Some governments have started to respond to market pressure, with the U.K. pledging billions of pounds in spending cuts this week. Spain and Portugal also unveiled austerity measures. But the problem is so big that investors remain wary. Check out Portugal’s plans.

Stock markets plunged and credit markets shuddered last week on concern Greece and other indebted European countries like Portugal and Spain might default. See the story on market impact.

“What’s happened on a corporate level is now happening on a national level. The first nation to experience this is Greece, but other nations will, too,” Schnapp said.

To stop Greece’s debt troubles turning into a run on the euro and a global stock market rout, the European Union unveiled an unprecedented package of almost $1 trillion in emergency loans, stabilization funds and International Monetary Fund support on Sunday.

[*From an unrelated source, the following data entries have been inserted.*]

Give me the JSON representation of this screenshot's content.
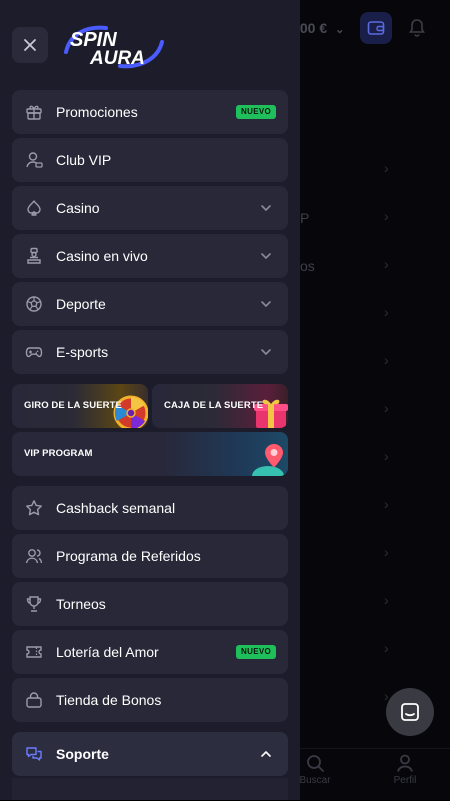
{
  "header": {
    "balance": ".00 €",
    "logo_text_top": "SPIN",
    "logo_text_bottom": "AURA"
  },
  "menu": {
    "promociones": {
      "label": "Promociones",
      "badge": "NUEVO"
    },
    "club_vip": {
      "label": "Club VIP"
    },
    "casino": {
      "label": "Casino"
    },
    "casino_en_vivo": {
      "label": "Casino en vivo"
    },
    "deporte": {
      "label": "Deporte"
    },
    "esports": {
      "label": "E-sports"
    },
    "cashback": {
      "label": "Cashback semanal"
    },
    "referidos": {
      "label": "Programa de Referidos"
    },
    "torneos": {
      "label": "Torneos"
    },
    "loteria": {
      "label": "Lotería del Amor",
      "badge": "NUEVO"
    },
    "tienda": {
      "label": "Tienda de Bonos"
    },
    "soporte": {
      "label": "Soporte"
    }
  },
  "promos": {
    "giro": "GIRO DE LA SUERTE",
    "caja": "CAJA DE LA SUERTE",
    "vip": "VIP PROGRAM"
  },
  "background": {
    "row_fragments": [
      "P",
      "os"
    ],
    "bottom_nav": {
      "buscar": "Buscar",
      "perfil": "Perfil"
    }
  },
  "colors": {
    "drawer_bg": "#1c1c2b",
    "item_bg": "#282838",
    "badge_green": "#1fbf5b",
    "accent_blue": "#4b5cff"
  }
}
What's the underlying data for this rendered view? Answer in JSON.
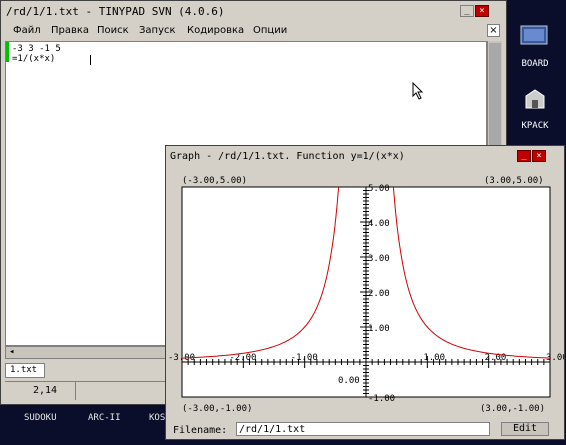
{
  "desktop": {
    "icons": [
      {
        "label": "BOARD",
        "icon": "board-icon"
      },
      {
        "label": "KPACK",
        "icon": "kpack-icon"
      }
    ],
    "taskbar": [
      "SUDOKU",
      "ARC-II",
      "KOS"
    ]
  },
  "tinypad": {
    "title": "/rd/1/1.txt - TINYPAD SVN (4.0.6)",
    "menu": [
      "Файл",
      "Правка",
      "Поиск",
      "Запуск",
      "Кодировка",
      "Опции"
    ],
    "close_x": "×",
    "lines": [
      "-3 3 -1 5",
      "=1/(x*x)"
    ],
    "tab": "1.txt",
    "status_pos": "2,14"
  },
  "graph": {
    "title": "Graph - /rd/1/1.txt. Function y=1/(x*x)",
    "corners": {
      "top_left": "(-3.00,5.00)",
      "top_right": "(3.00,5.00)",
      "bottom_left": "(-3.00,-1.00)",
      "bottom_right": "(3.00,-1.00)"
    },
    "filename_label": "Filename:",
    "filename_value": "/rd/1/1.txt",
    "edit_label": "Edit"
  },
  "chart_data": {
    "type": "line",
    "function": "y=1/(x*x)",
    "xlim": [
      -3,
      3
    ],
    "ylim": [
      -1,
      5
    ],
    "x_ticks": [
      "-3.00",
      "-2.00",
      "-1.00",
      "0.00",
      "1.00",
      "2.00",
      "3.00"
    ],
    "y_ticks": [
      "5.00",
      "4.00",
      "3.00",
      "2.00",
      "1.00",
      "-1.00"
    ],
    "line_color": "#d00000"
  },
  "colors": {
    "desktop": "#0a0e2a",
    "window": "#d4d0c8",
    "close": "#c00000",
    "gutter": "#00c000"
  }
}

In the days that followed, the European Central Bank bought the government debt of Greece and other countries on the periphery of the region’s single-currency zone, such as Portugal, Spain, Italy and Ireland, investors said. Such a drastic step has been shunned by the ECB until now. Read about the market response on Monday.

“Temporarily the crisis in terms of liquidity has been averted, but the underlying problem hasn’t gone away,” Schnapp added. “Giant debt and expenditures by governments are still there.”

TrimTabs cut its recommendation on U.S. equities to neutral from fully bullish on Sunday, in the wake of the European bailout.

Protection

The sovereign crisis has been brewing for months.

For much of the financial crisis, investors worried about financial institutions defaulting, rather than sovereign nations. But that pattern has been upended.

In early February, the cost of insuring against a sovereign default in Western Europe exceeded the price of similar protection against default by North American investment-grade companies. That was the first time this had happened, according to data compiled by Markit from the credit derivatives market.